The Great Acting Debate… at the Day Job


A spontaneous discussion erupted today about the value of backstory in acting. One co-worker downplayed the need to develop any detailed history about your character, as well as the importance of specifics of physical objects when acting on stage. You do not need the coffee cup, she said. You do not need to know why you have a limp. You need only a lab coat to be a doctor.

For some reason, I immediately thought of Ashton Kutcher.

I don’t pretend to know everything there is to know about acting. I don’t think any actor ever does. It is a lifelong educational process. Years of training that will always require work. Preparation. Professionalism. Commitment.
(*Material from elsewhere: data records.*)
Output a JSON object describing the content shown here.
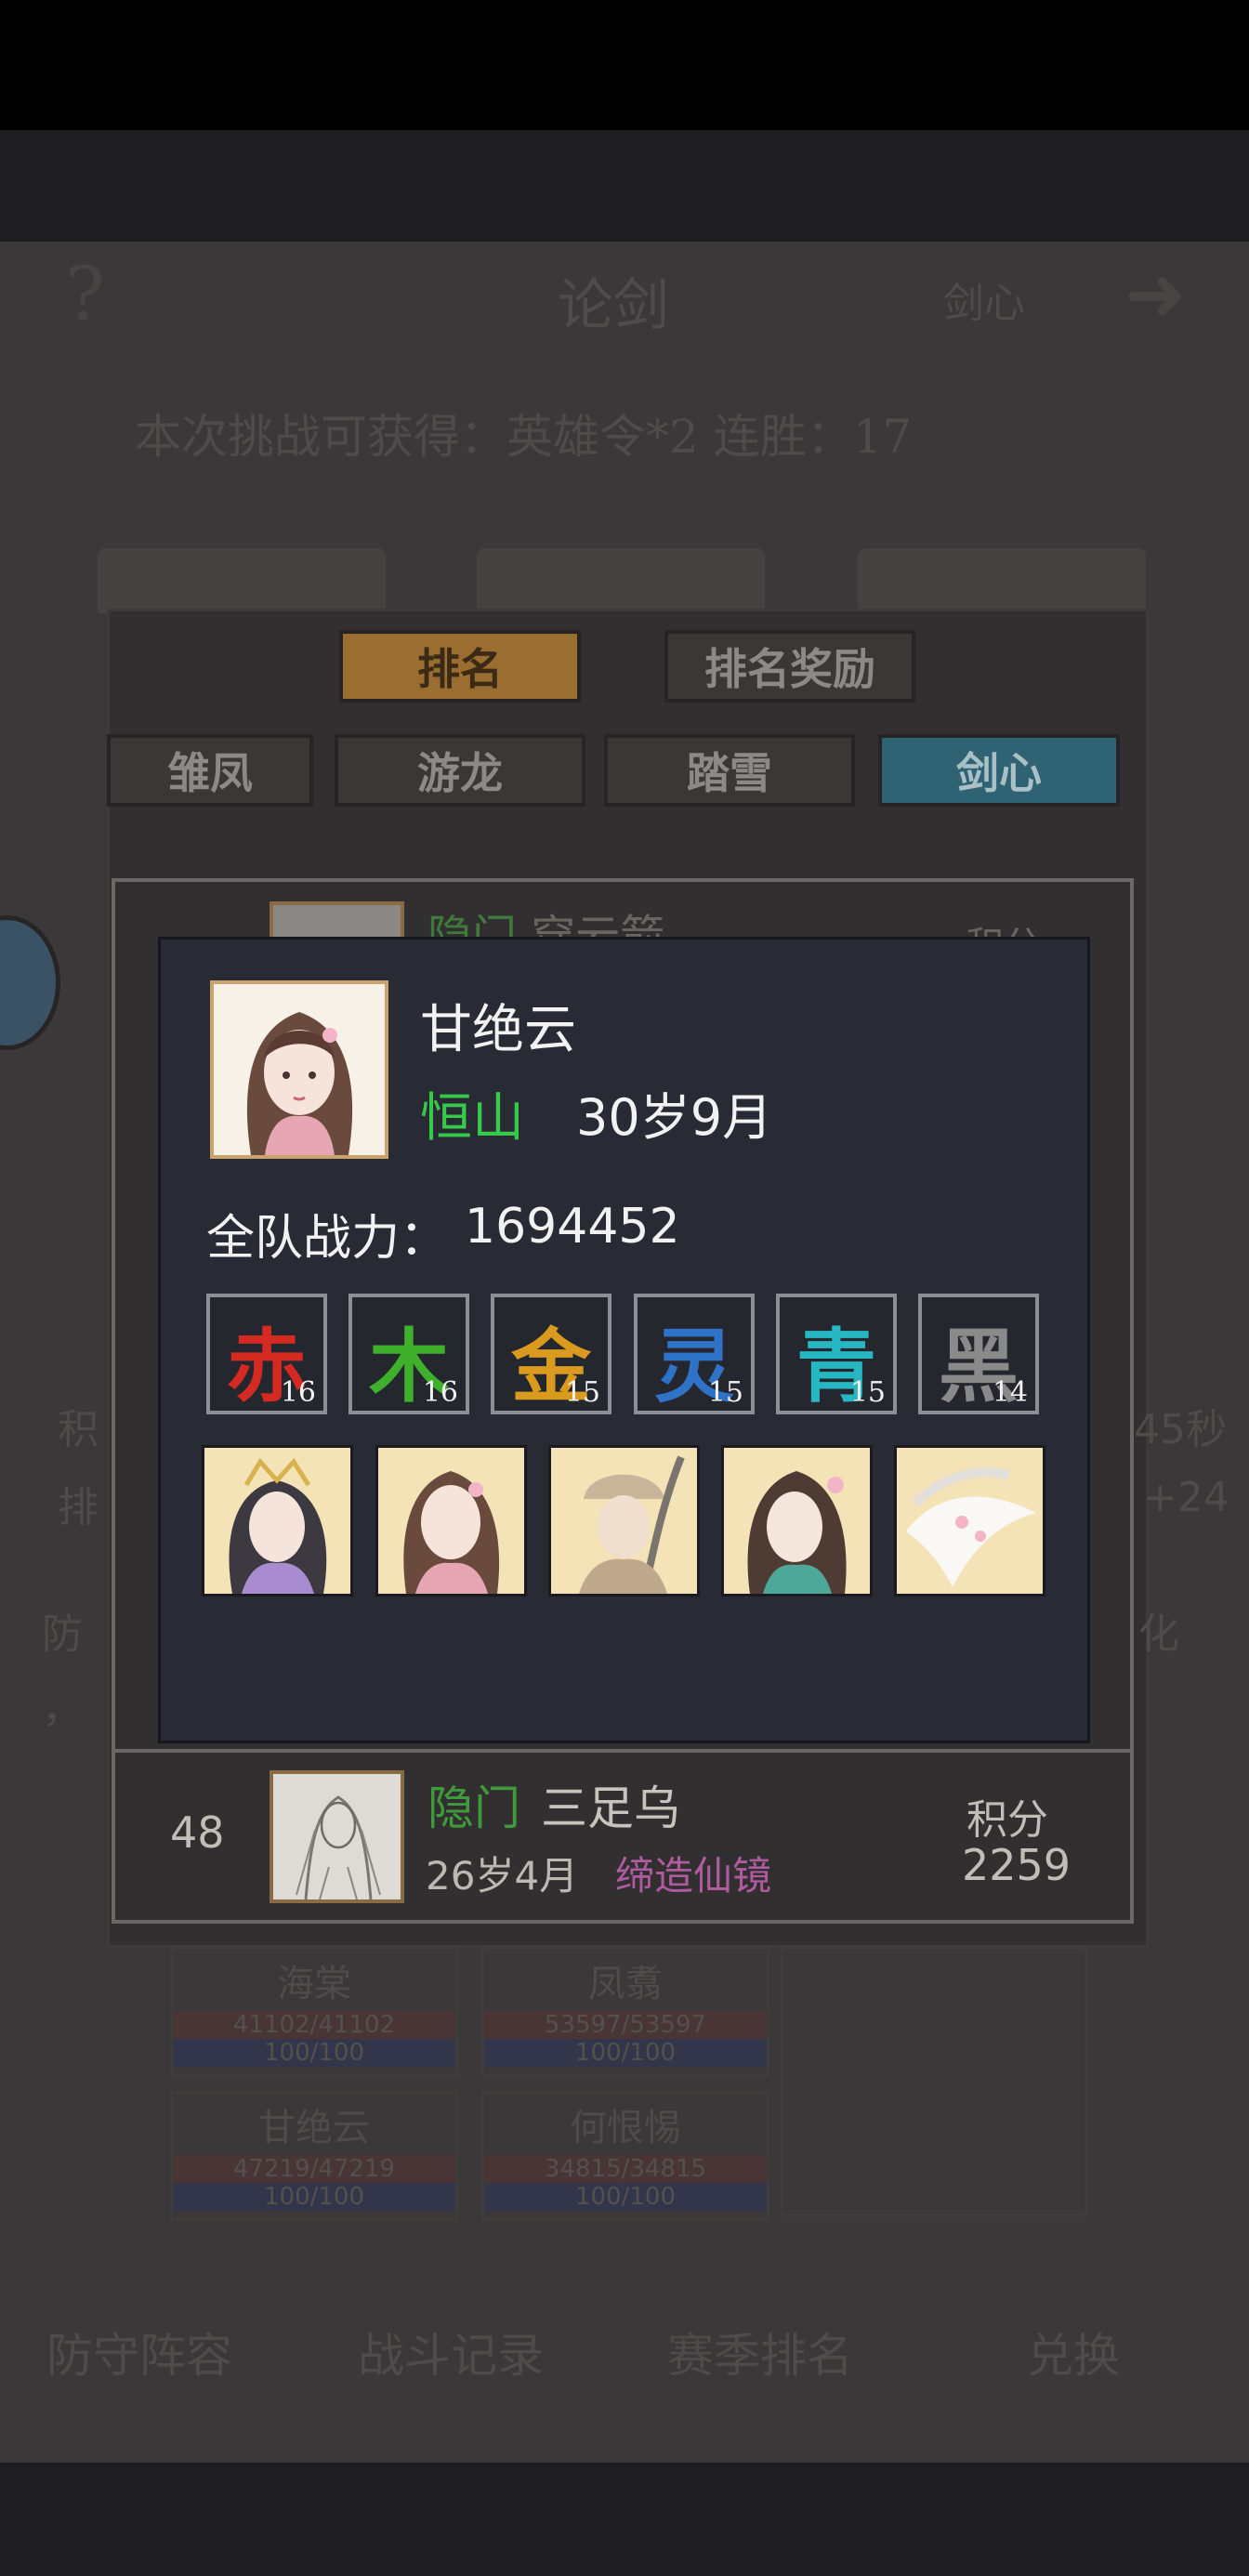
{
  "background": {
    "help_icon": "?",
    "title": "论剑",
    "right_tab": "剑心",
    "arrow_icon": "➜",
    "reward_text": "本次挑战可获得：英雄令*2   连胜：17",
    "tabs": [
      "排名",
      "排名奖励"
    ],
    "subtabs": [
      "雏凤",
      "游龙",
      "踏雪",
      "剑心"
    ],
    "row_top": {
      "sect": "隐门",
      "name": "穿云箭",
      "score_label": "积分"
    },
    "row_48": {
      "rank": "48",
      "sect": "隐门",
      "name": "三足乌",
      "age": "26岁4月",
      "skill": "缔造仙镜",
      "score_label": "积分",
      "score": "2259"
    },
    "side_left": [
      "积",
      "排",
      "防",
      "，"
    ],
    "side_right": [
      "45秒",
      "+24",
      "化"
    ],
    "hero_cards": [
      {
        "name": "海棠",
        "hp": "41102/41102",
        "mp": "100/100"
      },
      {
        "name": "凤翥",
        "hp": "53597/53597",
        "mp": "100/100"
      },
      {
        "name": "甘绝云",
        "hp": "47219/47219",
        "mp": "100/100"
      },
      {
        "name": "何恨惕",
        "hp": "34815/34815",
        "mp": "100/100"
      }
    ],
    "bottom_nav": [
      "防守阵容",
      "战斗记录",
      "赛季排名",
      "兑换"
    ]
  },
  "popup": {
    "name": "甘绝云",
    "sect": "恒山",
    "age": "30岁9月",
    "power_label": "全队战力：",
    "power": "1694452",
    "elements": [
      {
        "char": "赤",
        "level": "16",
        "color": "#d42a22"
      },
      {
        "char": "木",
        "level": "16",
        "color": "#3fb02c"
      },
      {
        "char": "金",
        "level": "15",
        "color": "#d99a1e"
      },
      {
        "char": "灵",
        "level": "15",
        "color": "#2f73c9"
      },
      {
        "char": "青",
        "level": "15",
        "color": "#27b7c2"
      },
      {
        "char": "黑",
        "level": "14",
        "color": "#8a8a8a"
      }
    ],
    "team_portraits": [
      "crowned-woman",
      "flower-hair-woman",
      "fur-hat-swordsman",
      "flower-bun-woman",
      "white-crane"
    ]
  }
}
It’s not all that different from any other job. Whether you study Meisner or Method, there is always homework. Details. A life with history.

Those who choose to ignore their backstory, are just cheating themselves. But, at least they make the odds better for those of us who do not.


One Response to “The Great Acting Debate… at the Day Job”

  1. Aha. So you talk about it in the office … good watercooler conversation.

    I used to talk about it with students in acting class, and as a young actor I used to do HUGE backstories or biogs for my characters. It’s a moot point though.

    I suppose my approach is sufficiently neo-Stanislavskian to prefer working off the given circumstances and extending them to related stuff like back story. However it’s not necessary for an actor to know the brand of coffee his character is drinking to perform that character well, BUT if it helps him get into the creative state, then go for it.